Another literature review, by Matson 2000, found 34 studies relevant to SIB but many included children and the inclusion criteria appeared to be unrestrictive and included a wide range of study types. Of the 34 studies, they found three on use of SSRIs, one on clonidine, one on imipramine and another study on depakote. Out of these six studies, five reported overall decrease in frequency and severity of SIB; however, all of these were uncontrolled open trials. They found 13 trials on naltrexone, which were more methodologically sound, and two of them, Sandman 1990 and Willemsen‐Swinkels 1995, are included in our review. Most of these studies on naltrexone indicated significant decrease in SIB. However some other naltrexone studies reported no change or worsening. They also found 15 studies on antipsychotics, most of which were single‐case designs. All showed suppression of targeted behaviours including SIB but at the cost of suppressing adaptive behaviours where it was measured.

A narrative review by Villalba 2000 found three open trials of fluoxetine with 22 participants and authors report that these trials showed significant improvement in SIB but they also found one open study on paroxetine with 15 participants where measures of SIB did not change.
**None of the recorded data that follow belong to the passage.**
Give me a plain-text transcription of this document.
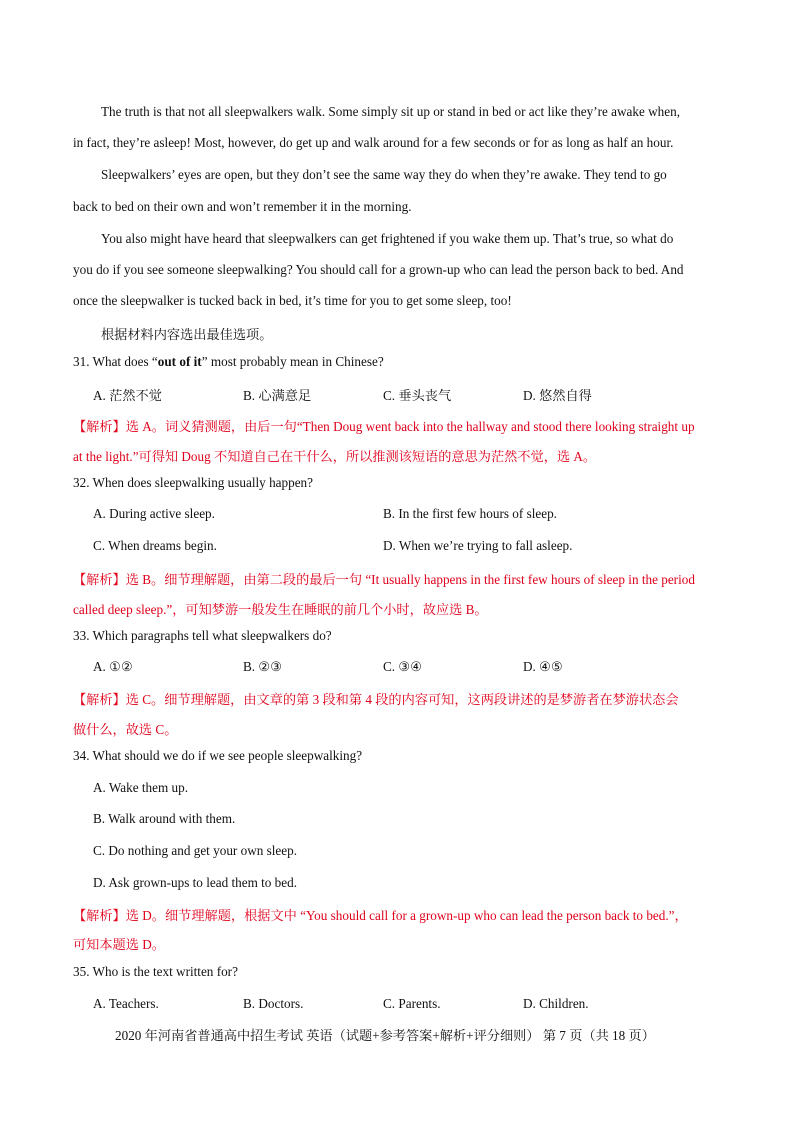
The truth is that not all sleepwalkers walk. Some simply sit up or stand in bed or act like they’re awake when,
in fact, they’re asleep! Most, however, do get up and walk around for a few seconds or for as long as half an hour.
Sleepwalkers’ eyes are open, but they don’t see the same way they do when they’re awake. They tend to go
back to bed on their own and won’t remember it in the morning.
You also might have heard that sleepwalkers can get frightened if you wake them up. That’s true, so what do
you do if you see someone sleepwalking? You should call for a grown-up who can lead the person back to bed. And
once the sleepwalker is tucked back in bed, it’s time for you to get some sleep, too!
根据材料内容选出最佳选项。
31. What does “out of it” most probably mean in Chinese?
A. 茫然不觉	B. 心满意足	C. 垂头丧气	D. 悠然自得
【解析】选 A。词义猜测题，由后一句“Then Doug went back into the hallway and stood there looking straight up
at the light.”可得知 Doug 不知道自己在干什么，所以推测该短语的意思为茫然不觉，选 A。
32. When does sleepwalking usually happen?
A. During active sleep.	B. In the first few hours of sleep.
C. When dreams begin.	D. When we’re trying to fall asleep.
【解析】选 B。细节理解题，由第二段的最后一句 “It usually happens in the first few hours of sleep in the period
called deep sleep.”，可知梦游一般发生在睡眠的前几个小时，故应选 B。
33. Which paragraphs tell what sleepwalkers do?
A. ①②	B. ②③	C. ③④	D. ④⑤
【解析】选 C。细节理解题，由文章的第 3 段和第 4 段的内容可知，这两段讲述的是梦游者在梦游状态会
做什么，故选 C。
34. What should we do if we see people sleepwalking?
A. Wake them up.
B. Walk around with them.
C. Do nothing and get your own sleep.
D. Ask grown-ups to lead them to bed.
【解析】选 D。细节理解题，根据文中 “You should call for a grown-up who can lead the person back to bed.”，
可知本题选 D。
35. Who is the text written for?
A. Teachers.	B. Doctors.	C. Parents.	D. Children.
2020 年河南省普通高中招生考试 英语（试题+参考答案+解析+评分细则） 第 7 页（共 18 页）
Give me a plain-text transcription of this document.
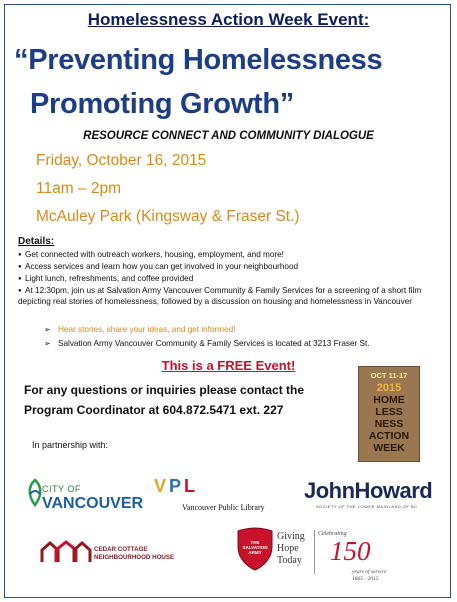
Homelessness Action Week Event:
“Preventing Homelessness
Promoting Growth”
RESOURCE CONNECT AND COMMUNITY DIALOGUE
Friday, October 16, 2015
11am – 2pm
McAuley Park (Kingsway & Fraser St.)
Details:
● Get connected with outreach workers, housing, employment, and more!
● Access services and learn how you can get involved in your neighbourhood
● Light lunch, refreshments, and coffee provided
● At 12:30pm, join us at Salvation Army Vancouver Community & Family Services for a screening of a short film depicting real stories of homelessness, followed by a discussion on housing and homelessness in Vancouver
➢ Hear stories, share your ideas, and get informed!
➢ Salvation Army Vancouver Community & Family Services is located at 3213 Fraser St.
This is a FREE Event!
For any questions or inquiries please contact the
Program Coordinator at 604.872.5471 ext. 227
OCT 11-17
2015
HOME
LESS
NESS
ACTION
WEEK
In partnership with:
CITY OF
VANCOUVER
VPL
Vancouver Public Library
JohnHoward
SOCIETY OF THE LOWER MAINLAND OF BC
CEDAR COTTAGE
NEIGHBOURHOOD HOUSE
THE SALVATION ARMY
Giving
Hope
Today
Celebrating
150
years of service
1865 - 2015
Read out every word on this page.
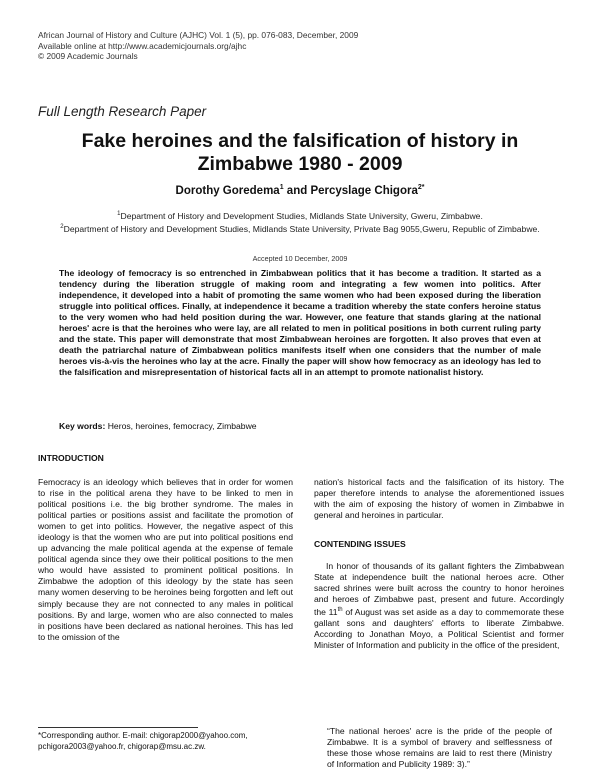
African Journal of History and Culture (AJHC) Vol. 1 (5), pp. 076-083, December, 2009
Available online at http://www.academicjournals.org/ajhc
© 2009 Academic Journals
Full Length Research Paper
Fake heroines and the falsification of history in
Zimbabwe 1980 - 2009
Dorothy Goredema$^1$ and Percyslage Chigora$^{2*}$
$^1$Department of History and Development Studies, Midlands State University, Gweru, Zimbabwe.
$^2$Department of History and Development Studies, Midlands State University, Private Bag 9055,Gweru, Republic of Zimbabwe.
Accepted 10 December, 2009

The ideology of femocracy is so entrenched in Zimbabwean politics that it has become a tradition. It started as a tendency during the liberation struggle of making room and integrating a few women into politics. After independence, it developed into a habit of promoting the same women who had been exposed during the liberation struggle into political offices. Finally, at independence it became a tradition whereby the state confers heroine status to the very women who had held position during the war. However, one feature that stands glaring at the national heroes' acre is that the heroines who were lay, are all related to men in political positions in both current ruling party and the state. This paper will demonstrate that most Zimbabwean heroines are forgotten. It also proves that even at death the patriarchal nature of Zimbabwean politics manifests itself when one considers that the number of male heroes vis-à-vis the heroines who lay at the acre. Finally the paper will show how femocracy as an ideology has led to the falsification and misrepresentation of historical facts all in an attempt to promote nationalist history.

Key words: Heros, heroines, femocracy, Zimbabwe
INTRODUCTION

Femocracy is an ideology which believes that in order for women to rise in the political arena they have to be linked to men in political positions i.e. the big brother syndrome. The males in political parties or positions assist and facilitate the promotion of women to get into politics. However, the negative aspect of this ideology is that the women who are put into political positions end up advancing the male political agenda at the expense of female political agenda since they owe their political positions to the men who would have assisted to prominent political positions. In Zimbabwe the adoption of this ideology by the state has seen many women deserving to be heroines being forgotten and left out simply because they are not connected to any males in political positions. By and large, women who are also connected to males in positions have been declared as national heroines. This has led to the omission of the

nation's historical facts and the falsification of its history. The paper therefore intends to analyse the aforementioned issues with the aim of exposing the history of women in Zimbabwe in general and heroines in particular.

CONTENDING ISSUES

In honor of thousands of its gallant fighters the Zimbabwean State at independence built the national heroes acre. Other sacred shrines were built across the country to honor heroines and heroes of Zimbabwe past, present and future. Accordingly the 11th of August was set aside as a day to commemorate these gallant sons and daughters' efforts to liberate Zimbabwe. According to Jonathan Moyo, a Political Scientist and former Minister of Information and publicity in the office of the president,

“The national heroes' acre is the pride of the people of Zimbabwe. It is a symbol of bravery and selflessness of these those whose remains are laid to rest there (Ministry of Information and Publicity 1989: 3).”

*Corresponding author. E-mail: chigorap2000@yahoo.com, pchigora2003@yahoo.fr, chigorap@msu.ac.zw.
They also found 19 studies on neuroleptics, three being double‐blind studies that showed neuroleptics did not have any specific effect on SIB. There were 24 studies on use of naltrexone. Of these, 13 were double‐blind involving 94 participants. The results of studies on naltrexone in this review were mixed and not supported by robust statistical power. In this review, an open trial with 28 participants on divalproex sodium showed significant reduction of SIB in 88% of participants.

These mixed results in the above reviews are in line with the findings of our review. They also had small numbers but did not restrict their inclusion to RCTs.